Entertainment
A taste of Bollywood banquets
Food has featured in myriad ways
in Hindi cinema but, of late, food movies have come of age with
interesting experiments
Nirupama Dutt
Food,
food and more food has ever been at the heart of Indian films, and no
surprise this for India’s culture is essentially agrarian. The lead
was taken as early as 1946 with Dharti ke Lal (Sons of the Soil),
a poignant film on the Bengal famine. Many films in post-independent
India negotiated the issue of hunger or the provision of the basic
need. Since then food has featured in a myriad ways in Bollywood films
other than just for survival. There is food for fun, food for
courtship, food for love and food for the sheer pleasure of it. Indian
sweets like laddo, rasgula, jalebi and halwa have
featured in many films and film songs too. There is a sensuous song on
the favourite Indian savory called a samosa: "Jab tak
rahega samose meing aloo..." A yesteryear film song even had
a guy asking a girl out on Sunday with the promise of feeding her eggs
freshly laid by a hen!
In
all this, The Lunchbox marked the coming of age of food films a
la Bollywood. The understated romance, warmth of Indian food spiced
with love goes straight to the hearts. The Los Angeles Times describe
it as ‘a delectable tale on hunger for connection’ and the New
York Times praised it as ‘You've got Meal (a Note too)’.
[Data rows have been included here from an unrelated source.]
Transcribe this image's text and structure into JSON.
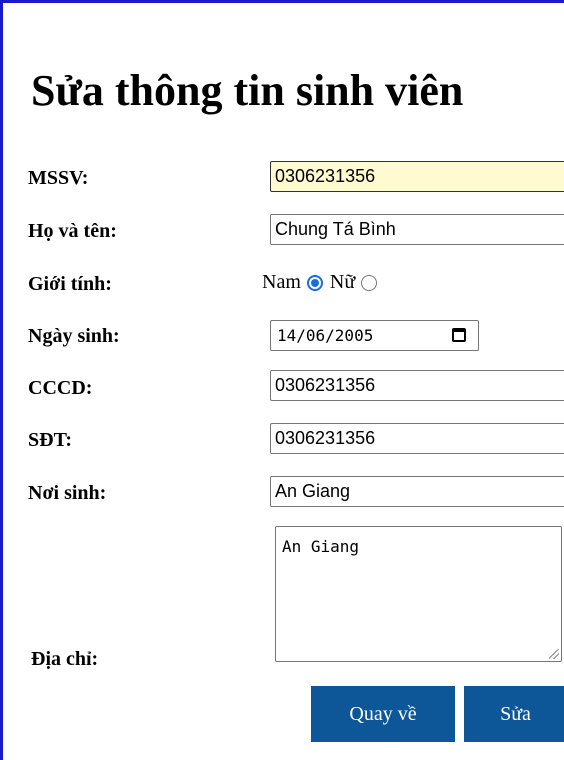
{
  "page": {
    "title": "Sửa thông tin sinh viên"
  },
  "form": {
    "mssv": {
      "label": "MSSV:",
      "value": "0306231356"
    },
    "ho_ten": {
      "label": "Họ và tên:",
      "value": "Chung Tá Bình"
    },
    "gioi_tinh": {
      "label": "Giới tính:",
      "options": [
        {
          "label": "Nam",
          "checked": true
        },
        {
          "label": "Nữ",
          "checked": false
        }
      ]
    },
    "ngay_sinh": {
      "label": "Ngày sinh:",
      "value": "14/06/2005"
    },
    "cccd": {
      "label": "CCCD:",
      "value": "0306231356"
    },
    "sdt": {
      "label": "SĐT:",
      "value": "0306231356"
    },
    "noi_sinh": {
      "label": "Nơi sinh:",
      "value": "An Giang"
    },
    "dia_chi": {
      "label": "Địa chỉ:",
      "value": "An Giang"
    }
  },
  "buttons": {
    "back_label": "Quay về",
    "submit_label": "Sửa"
  },
  "colors": {
    "frame_border": "#1a1acb",
    "button_bg": "#0d5697",
    "focused_field_bg": "#fffbd0",
    "radio_accent": "#1a6ce0"
  },
  "icons": {
    "date_picker": "calendar-icon",
    "textarea_resize": "resize-grip-icon"
  }
}
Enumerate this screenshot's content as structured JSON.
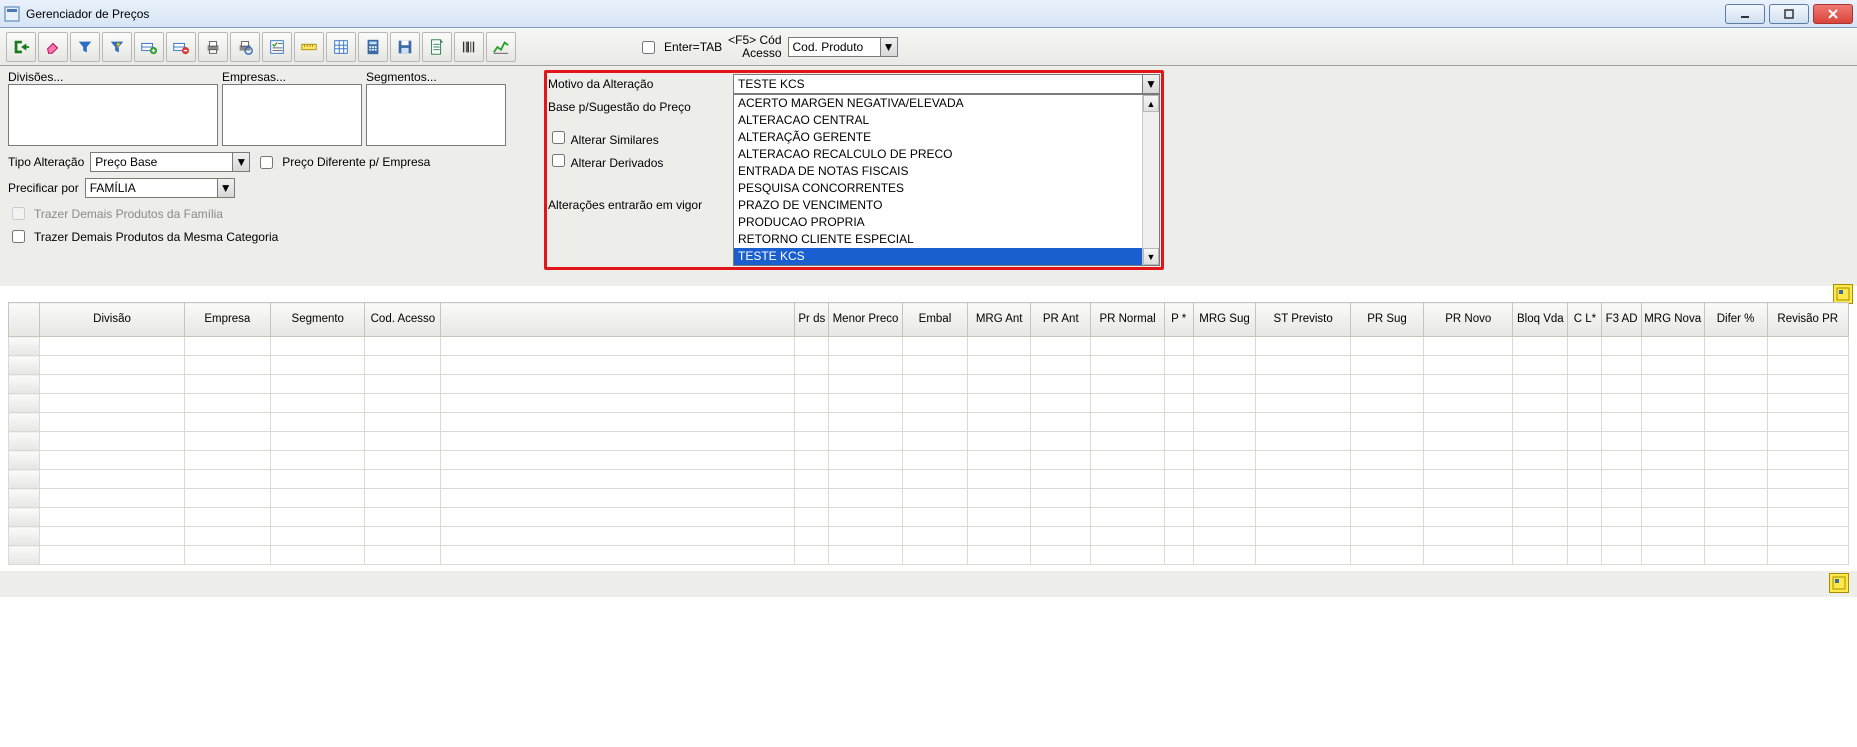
{
  "window": {
    "title": "Gerenciador de Preços"
  },
  "toolbar": {
    "enter_tab": "Enter=TAB",
    "f5_cod_acesso_line1": "<F5> Cód",
    "f5_cod_acesso_line2": "Acesso",
    "cod_produto_selected": "Cod. Produto"
  },
  "filters": {
    "divisoes_btn": "Divisões...",
    "empresas_btn": "Empresas...",
    "segmentos_btn": "Segmentos..."
  },
  "form": {
    "tipo_alteracao_label": "Tipo Alteração",
    "tipo_alteracao_value": "Preço Base",
    "preco_diferente_label": "Preço Diferente p/ Empresa",
    "precificar_label": "Precificar por",
    "precificar_value": "FAMÍLIA",
    "trazer_familia": "Trazer Demais Produtos da Família",
    "trazer_categoria": "Trazer Demais Produtos da Mesma Categoria"
  },
  "motivo": {
    "label": "Motivo da Alteração",
    "selected": "TESTE KCS",
    "base_label": "Base p/Sugestão do Preço",
    "alterar_similares": "Alterar Similares",
    "alterar_derivados": "Alterar Derivados",
    "vigor_label": "Alterações entrarão em vigor",
    "options": [
      "ACERTO MARGEN NEGATIVA/ELEVADA",
      "ALTERACAO CENTRAL",
      "ALTERAÇÃO GERENTE",
      "ALTERACAO RECALCULO DE PRECO",
      "ENTRADA DE NOTAS FISCAIS",
      "PESQUISA CONCORRENTES",
      "PRAZO DE VENCIMENTO",
      "PRODUCAO PROPRIA",
      "RETORNO CLIENTE ESPECIAL",
      "TESTE KCS"
    ]
  },
  "grid": {
    "columns": [
      "Divisão",
      "Empresa",
      "Segmento",
      "Cod. Acesso",
      "",
      "Pr ds",
      "Menor Preco",
      "Embal",
      "MRG Ant",
      "PR Ant",
      "PR Normal",
      "P *",
      "MRG Sug",
      "ST Previsto",
      "PR Sug",
      "PR Novo",
      "Bloq Vda",
      "C L*",
      "F3 AD",
      "MRG Nova",
      "Difer %",
      "Revisão PR"
    ],
    "row_count": 12
  }
}
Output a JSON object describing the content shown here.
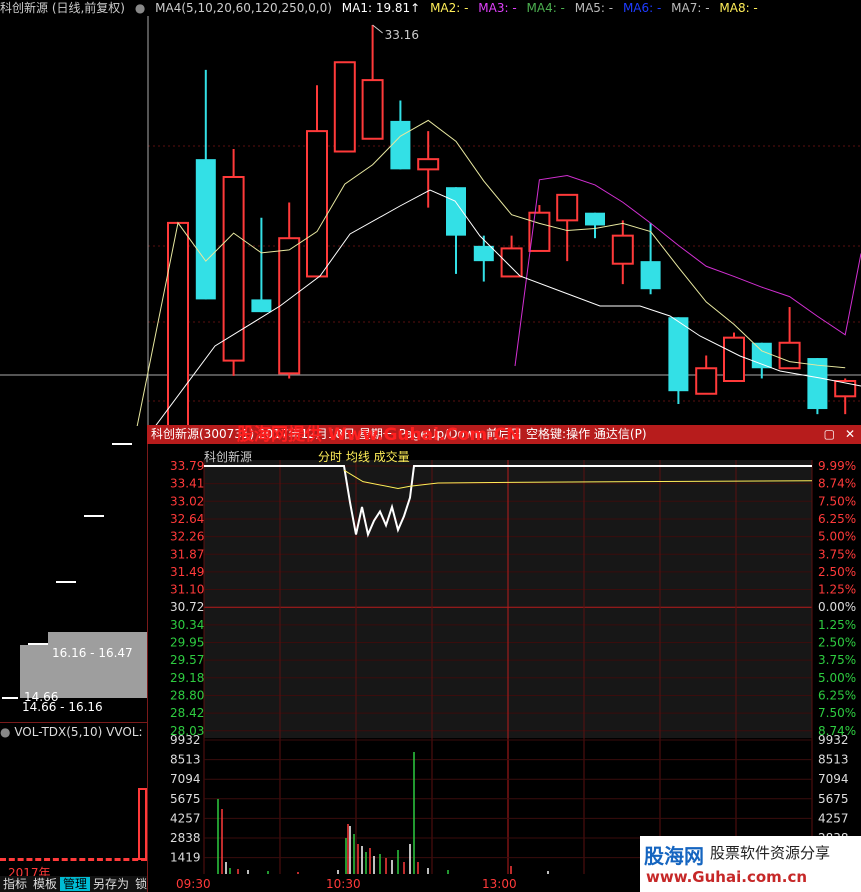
{
  "topbar": {
    "stock": "科创新源 (日线,前复权)",
    "ma4": "MA4(5,10,20,60,120,250,0,0)",
    "ma1": "MA1: 19.81↑",
    "ma2": "MA2: -",
    "ma3": "MA3: -",
    "ma4v": "MA4: -",
    "ma5": "MA5: -",
    "ma6": "MA6: -",
    "ma7": "MA7: -",
    "ma8": "MA8: -"
  },
  "colors": {
    "up": "#ff3a3a",
    "down": "#33e0e6",
    "ma1": "#e8e8a0",
    "ma2": "#d22fd2",
    "bg": "#000000",
    "grid": "#7a1a1a",
    "titlebar": "#b71c1c"
  },
  "kline": {
    "high_label": "33.16",
    "candles": [
      {
        "o": 17.0,
        "c": 25.4,
        "h": 25.4,
        "l": 17.0
      },
      {
        "o": 27.9,
        "c": 22.4,
        "h": 31.4,
        "l": 22.4
      },
      {
        "o": 20.0,
        "c": 27.2,
        "h": 28.3,
        "l": 19.4
      },
      {
        "o": 22.4,
        "c": 21.9,
        "h": 25.6,
        "l": 21.9
      },
      {
        "o": 19.5,
        "c": 24.8,
        "h": 26.2,
        "l": 19.3
      },
      {
        "o": 23.3,
        "c": 29.0,
        "h": 30.8,
        "l": 23.3
      },
      {
        "o": 28.2,
        "c": 31.7,
        "h": 31.7,
        "l": 28.2
      },
      {
        "o": 28.7,
        "c": 31.0,
        "h": 33.16,
        "l": 28.7
      },
      {
        "o": 29.4,
        "c": 27.5,
        "h": 30.2,
        "l": 27.5
      },
      {
        "o": 27.5,
        "c": 27.9,
        "h": 29.0,
        "l": 26.0
      },
      {
        "o": 26.8,
        "c": 24.9,
        "h": 26.8,
        "l": 23.4
      },
      {
        "o": 24.5,
        "c": 23.9,
        "h": 24.9,
        "l": 23.1
      },
      {
        "o": 23.3,
        "c": 24.4,
        "h": 24.9,
        "l": 23.3
      },
      {
        "o": 24.3,
        "c": 25.8,
        "h": 26.1,
        "l": 24.3
      },
      {
        "o": 25.5,
        "c": 26.5,
        "h": 26.5,
        "l": 23.9
      },
      {
        "o": 25.8,
        "c": 25.3,
        "h": 25.8,
        "l": 24.8
      },
      {
        "o": 23.8,
        "c": 24.9,
        "h": 25.5,
        "l": 23.0
      },
      {
        "o": 23.9,
        "c": 22.8,
        "h": 25.4,
        "l": 22.6
      },
      {
        "o": 21.7,
        "c": 18.8,
        "h": 21.7,
        "l": 18.3
      },
      {
        "o": 18.7,
        "c": 19.7,
        "h": 20.2,
        "l": 18.7
      },
      {
        "o": 19.2,
        "c": 20.9,
        "h": 21.1,
        "l": 19.2
      },
      {
        "o": 20.7,
        "c": 19.7,
        "h": 20.7,
        "l": 19.3
      },
      {
        "o": 19.7,
        "c": 20.7,
        "h": 22.1,
        "l": 19.7
      },
      {
        "o": 20.1,
        "c": 18.1,
        "h": 20.1,
        "l": 17.9
      },
      {
        "o": 18.6,
        "c": 19.2,
        "h": 19.3,
        "l": 17.9
      }
    ]
  },
  "left_labels": {
    "range1": "16.16 - 16.47",
    "range2_low": "14.66",
    "range2": "14.66 - 16.16",
    "year": "2017年"
  },
  "vol": {
    "title": "VOL-TDX(5,10)",
    "sub": "VVOL:"
  },
  "popup": {
    "title": "科创新源(300731) 2017年12月18日 星期一 PageUp/Down:前后日 空格键:操作 通达信(P)",
    "watermark": "股海网提供 Www.Guhai.Com.CN",
    "inner_label": "科创新源",
    "inner_label2": "分时 均线 成交量"
  },
  "price_axis": {
    "left": [
      "33.79",
      "33.41",
      "33.02",
      "32.64",
      "32.26",
      "31.87",
      "31.49",
      "31.10",
      "30.72",
      "30.34",
      "29.95",
      "29.57",
      "29.18",
      "28.80",
      "28.42",
      "28.03"
    ],
    "right": [
      "9.99%",
      "8.74%",
      "7.50%",
      "6.25%",
      "5.00%",
      "3.75%",
      "2.50%",
      "1.25%",
      "0.00%",
      "1.25%",
      "2.50%",
      "3.75%",
      "5.00%",
      "6.25%",
      "7.50%",
      "8.74%"
    ]
  },
  "vol_axis": {
    "labels": [
      "9932",
      "8513",
      "7094",
      "5675",
      "4257",
      "2838",
      "1419"
    ]
  },
  "time_axis": [
    "09:30",
    "10:30",
    "13:00"
  ],
  "bottom_tabs": [
    "指标",
    "模板",
    "管理",
    "另存为",
    "锁"
  ],
  "logo": {
    "name": "股海网",
    "slogan": "股票软件资源分享",
    "url": "www.Guhai.com.cn"
  }
}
The wife is cooped up with a child in a cubbyhole Mumbai flat while
the husband is away for long hours at work and disinterested when he
returns. Following the counsel of an elderly woman neighbour, she
decides to reach his heart through his stomach. The food for love,
caringly spiced Indian fare of vegetables and dal with soft rotis, is
sent out in through Mumbai’s famed super-efficient lunchbox service
in which some 2,00,000 lunchboxes are delivered with a rare chance one
in eight million mistake. But here the freak error occurs and the
delivery at a wrong address triggers a subtle food romance with love
notes travelling to and fro.
The
turning point in food films came with Bawarchi in 1972 that had
the first Indian superstar Rajesh Khanna playing the lead. An educated
do-gooder fond of cooking moves from one querulous household playing
the traditional cook and moves from one querulous household to another
bringing peace as he cooks kache kele ka dum pukht, egg kachori
and more.
Saffron biryani was
the central motif of Cheeni Kum (2007), which makes a
middle-aged London restaurant owner, played by Amitabh Bachhan, win a
younger woman’s heart. The restaurateur prides himself on his Indian
gourmet and strongly believes that a perfect biryani is as great a
work of art as Leonardo da Vinci’s The Last Supper. The lady
returns the biryani as it has an unexpected dash of sugar
carelessly put by the cook as he is gazing at his wife’s picture.
The love drama begins and finds a happy ending and many ups and downs.

(From top) Films like Cheeni Kum, Stanley Ka Dabba and The Lunchbox; and Luv Shuv Tey Chicken Khurana
(above) have food as the main theme |
The Indian cook of the
1970s has been replaced by the western chef in films like Duplicate
(1998), Salaam Namaste (2005) and Break ke Baad (2010).
A wayside eatery known
as the Punjabi dhaba was at the heart of Luv Shuv Tey Chicken
Khurana (2012). A hilarious plot in which fortune is to be made if
the hero finds out what was the special spice that made his
grandfather’s Chicken Khurana so special?
The mystery ends in
happiness when the secret ingredient lands in a pot of boiling chicken
curry and soon everyone is licking their fingers.
Stanley ka Dabba (2011)
was an interesting forerunner to The Lunchbox and it told a
fun-filled yet moving story about a bright fourth grader called
Stanley, who never brought his lunchbox unlike other children. The
greedy Hindi teacher, who is always taking food from the lunchboxes of
not only his colleagues but students, too, turns against Stanley for
this. He forbids him entry to school unless he has a lunchbox. Stanley’s
schoolmates and teachers are alarmed for that may mean Stanley cannot
participate in the inter-school concert. The ravenous teacher realises
his mistake and apologises. The truth comes out that Stanley is an
orphan sleeping in the restaurant of his cruel uncle, who often beats
him up. The cook Akram, however, promises to pack the restaurant
leftovers in the lunchbox.
With this tempting taste
of Bollywood banquets, one wonders what next on food theme?